TEHRAN (FNA)- A prominent Iranian legislator underlined the illegal nature of the sanctions imposed by the US and the European Union against Iran, but meantime said easing or lifting the embargo can leave positive influence on Tehran-Washington ties.
“We can be hopeful of the Iran-US relations if sanctions are removed,” member of the parliament’s National Security and Foreign Policy Commission Mohammad Reza Mohseni Sani said on Wednesday.
The senior lawmaker pointed to the easing of some sanctions by the US Treasury and EU’s top court, and said, “The sanctions imposed by the US and the EU’s top court have so far been unilateral and illegal.”
On Friday, the EU’s top court thrown out sanctions imposed against eight Iranian banks and companies for their alleged ties to Iran’s nuclear energy program, media reports said.
The European Court of Justice in Luxembourg ruled that there was not sufficient evidence to justify the unilateral sanctions imposed by the bloc on the Iranian entities, AP reported.
Iranian President Hassan Rouhani is slated to visit the US later this month to attend the 68th annual meeting of the UN General Assembly which is due to open in New York on September 17.
The Iranian president’s visit to the US is of high importance since Tehran and Washington are at loggerheads over different issues, including Iran’s peaceful nuclear program and regional developments, specially in Syria, etc.
Political observers believe that Rouhani who is called ‘a man of moderation’ can break the ice of relations between Iran and the US, while protecting Iran’s rights and position at regional and international levels.
In August, Democrat Congressman David Price voiced optimism about future talks between Tehran and the world powers, the US in particular, under Iran’s President Rouhani, and urged US President Barack Obama not to miss this significant opportunity.
He reiterated that it will be a big mistake if President Obama administration misses the chance of resolving the nuclear standoff with Iran following the election of President Rouhani.
The United States and Iran broke diplomatic relations in April 1980, after Iranian students seized the United States’ espionage center at its embassy in Tehran.
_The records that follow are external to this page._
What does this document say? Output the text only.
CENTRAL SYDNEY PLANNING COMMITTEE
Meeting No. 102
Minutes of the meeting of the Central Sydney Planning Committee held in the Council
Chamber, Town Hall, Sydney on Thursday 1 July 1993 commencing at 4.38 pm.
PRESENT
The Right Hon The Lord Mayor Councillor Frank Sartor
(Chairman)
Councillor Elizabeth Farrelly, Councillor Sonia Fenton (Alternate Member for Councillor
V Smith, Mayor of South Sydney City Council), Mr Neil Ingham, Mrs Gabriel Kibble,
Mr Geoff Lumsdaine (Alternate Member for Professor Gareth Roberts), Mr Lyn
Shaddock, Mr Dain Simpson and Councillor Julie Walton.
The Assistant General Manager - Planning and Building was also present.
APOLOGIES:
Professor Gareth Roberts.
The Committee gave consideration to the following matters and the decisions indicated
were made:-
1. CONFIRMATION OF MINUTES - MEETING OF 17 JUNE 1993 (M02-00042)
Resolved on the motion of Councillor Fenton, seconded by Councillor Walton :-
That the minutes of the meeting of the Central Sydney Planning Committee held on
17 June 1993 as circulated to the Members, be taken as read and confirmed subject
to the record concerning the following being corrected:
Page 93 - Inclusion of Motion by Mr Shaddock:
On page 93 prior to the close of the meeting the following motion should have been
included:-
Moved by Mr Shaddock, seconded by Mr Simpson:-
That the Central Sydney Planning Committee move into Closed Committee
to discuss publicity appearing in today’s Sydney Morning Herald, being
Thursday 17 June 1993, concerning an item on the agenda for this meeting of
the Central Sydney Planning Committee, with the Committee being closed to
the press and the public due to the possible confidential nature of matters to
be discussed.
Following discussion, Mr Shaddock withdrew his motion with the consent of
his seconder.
The two countries have had tense relations ever since, but have shown willingness to attend talks to help resolve regional issues, including security in Iraq. Yet, the two countries have avoided talks on bilateral issues for the last thirty years.
Washington and its Western allies accuse Iran of trying to develop nuclear weapons under the cover of a civilian nuclear program, while they have never presented any corroborative evidence to substantiate their allegations. Iran denies the charges and insists that its nuclear program is for peaceful purposes only.